External agent configuration. We built CRUD endpoints and an invoke API for connecting external chat systems to LikeClaw agents. An external service can register an agent config, send messages to the invoke endpoint, and get agent responses back. The dashboard got an agent selector dropdown for managing these configs. This is the foundation for white-label integrations — other products embedding LikeClaw agents without building the agent infrastructure themselves.

In-process LLM client. Our backend had been calling its own API through Cloudflare to route LLM requests. Self-calling through a reverse proxy. It sounds wrong because it is wrong. Cloudflare intermittently returned 405 errors on these self-calls, especially under load. The fix: an in-process LLM client that bypasses the network entirely for internal requests. Same routing logic, zero network overhead, no more 405s.

We also made OpenAI API clients static singletons. Before this change, every agent session created a new HTTP client.
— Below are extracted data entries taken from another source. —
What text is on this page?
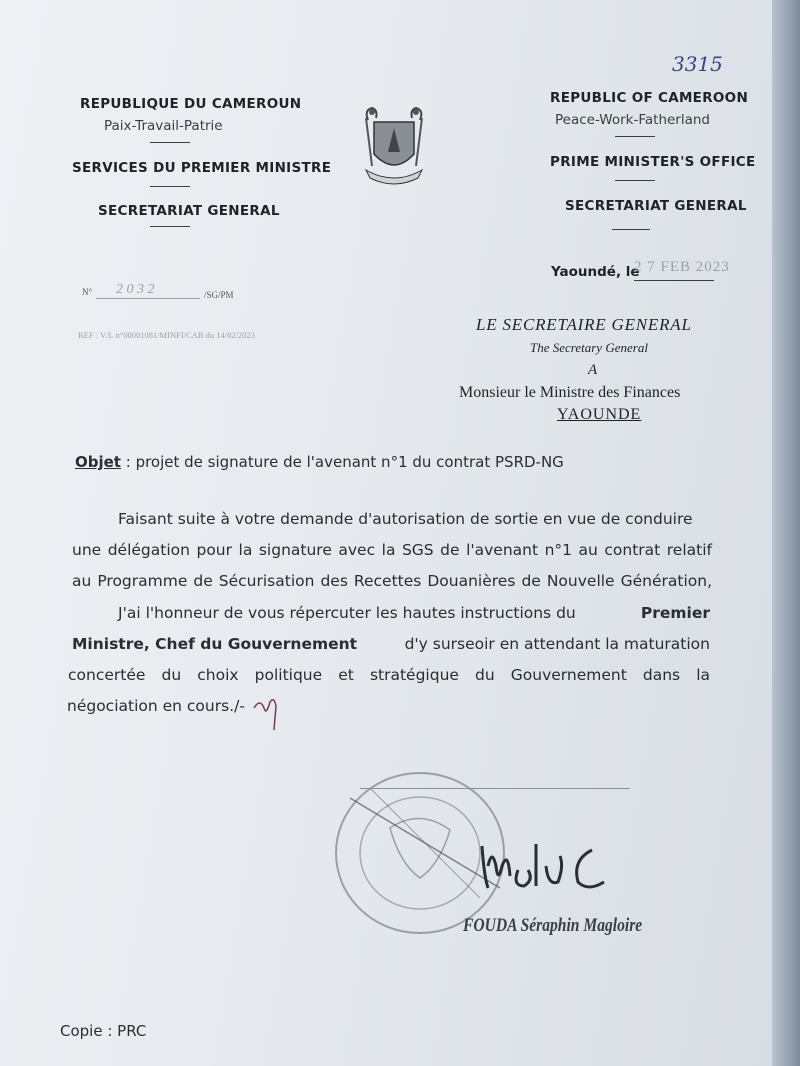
3315
REPUBLIQUE DU CAMEROUN
Paix-Travail-Patrie
SERVICES DU PREMIER MINISTRE
SECRETARIAT GENERAL
REPUBLIC OF CAMEROON
Peace-Work-Fatherland
PRIME MINISTER'S OFFICE
SECRETARIAT GENERAL
Yaoundé, le
2 7 FEB 2023
N° 2 0 3 2	/SG/PM
REF : V/L n°00001081/MINFI/CAB du 14/02/2023
LE SECRETAIRE GENERAL
The Secretary General
A
Monsieur le Ministre des Finances
YAOUNDE
Objet : projet de signature de l'avenant n°1 du contrat PSRD-NG
Faisant suite à votre demande d'autorisation de sortie en vue de conduire
une délégation pour la signature avec la SGS de l'avenant n°1 au contrat relatif
au Programme de Sécurisation des Recettes Douanières de Nouvelle Génération,
J'ai l'honneur de vous répercuter les hautes instructions du	Premier
Ministre, Chef du Gouvernement	d'y surseoir en attendant la maturation
concertée du choix politique et stratégique du Gouvernement dans la
négociation en cours./-
FOUDA Séraphin Magloire
Copie : PRC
Under load, the old clients weren’t being garbage collected fast enough, leading to CLOSE_WAIT connection leaks. Static singletons mean one client per provider, reused across all sessions.

Profile, memory, and the small things

March 4 also shipped a profile and memory settings page. Users can now view and edit their stored preferences and agent memory from the dashboard. Previously, the only way to update memory was through the agent itself — tell it to remember something and hope it persists correctly. Now there’s a screen.

The feed system got source URLs. When an agent creates a feed item from a web source, the item now carries the original links. Users can trace back to where the information came from. Attribution that should’ve been there from the start.

What the numbers say

54 commits in 9 days. Version 2.2.0 shipped. Two new messaging channels. A scheduling system that went from crashing to stable. StoreKit 2 migration complete. MCP servers promoted to first-class. External agent APIs live.

The pattern from the last few weeks is holding. Ship fast, break things, fix them the same day. The scheduling saga was the most dramatic — four crashes and a fix in a single day — but it’s also the most representative. We don’t defer problems. We don’t put up “coming soon” pages. We enable the feature, watch it break, and stay online until it doesn’t.

Next up: the schedule system needs a UI for creating and managing schedules from the dashboard. Right now it’s agent-driven only. And Gateway needs to support more platforms beyond Telegram and WhatsApp. The plumbing is in place. Now we build on top of it.